Diese und andere Entwicklungen im Nahen Osten und in Nordafrika scheinen der EU mehr und mehr zu entgleiten, wie das dem für die internationale Militärmission überraschenden Putsch in Mali zu entnehmen war. Dass man trotz anderslautender Versprechen der Berliner Libyen-Konferenz im Januar die Militäroperation der Türkei nicht zu verhindern suchte, sondern in Kauf nahm, wirft die Frage auf, ob Ankara nicht als Vorreiter europäischer Interessen gesehen werden muss. Dass dabei die mutmaßlichen europäischen Werte nicht weiter von Belang sind, liegt auf der Hand – ob in der Türkei selbst, in Libyen oder Mali.

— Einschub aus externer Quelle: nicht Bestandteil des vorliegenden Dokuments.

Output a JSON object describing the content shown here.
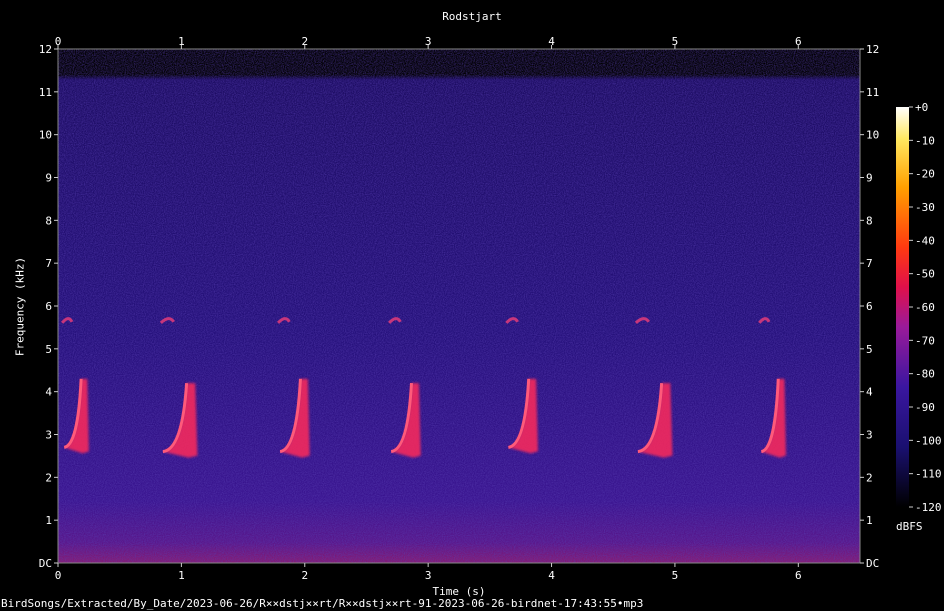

Trotz hin und wieder geübter Kritik an der Regierung Erdoğan wird sie von Sanktionen verschont, weil es offenkundig auch um eine verschwiegene Partnerschaft mit der internationalen Moslembruderschaft geht. Diese findet nicht nur in Katar, sondern ebenso in Ankara viel Rückhalt.
Verpönte Sozialarbeiter
Die in Ägypten Anfang der 1920er Jahre entstandene religiöse Gemeinschaft setzt sich bis heute für ein System der Sozialhilfe ein, in das Unternehmer nach eigenem Ermessen einzahlen, während die Disziplin der Arbeitenden und Arbeitslosen gegenüber den ökonomisch Mächtigen durch rigide religiöse Regeln gesichert wird. Da von Steuern für ein gesellschaftliches Solidarsystem nichts im Koran steht, wird es von den Moslembrüdern abgelehnt. Ein Charity-System anstelle eines modernen Steuerrechts wünscht sich auch der Neoliberalismus, weshalb er mit Moslembruderschaften durchaus kooperieren kann. Die Partnerschaft kann so weit gehen, dass Moslembrüder, wenn sie Wahlen gewinnen wie Mohammed Mursi 2012 in Ägypten, gern als „demokratisch legitimiert“ bezeichnet werden. Da aber Mursi und sein Anhang die sozialen Erwartungen der Ägypter nicht erfüllten, zumal diese auf eine lange Geschichte religiöser Toleranz zurückblicken, konnte sich der durch einen Putsch an die Macht gelangte und bis heute als „Diktator“ firmierende General Abd al-Fattah as-Sisi durchsetzen. 2014 ließ er sich wählen und gewann, was international nicht anfechtbar war.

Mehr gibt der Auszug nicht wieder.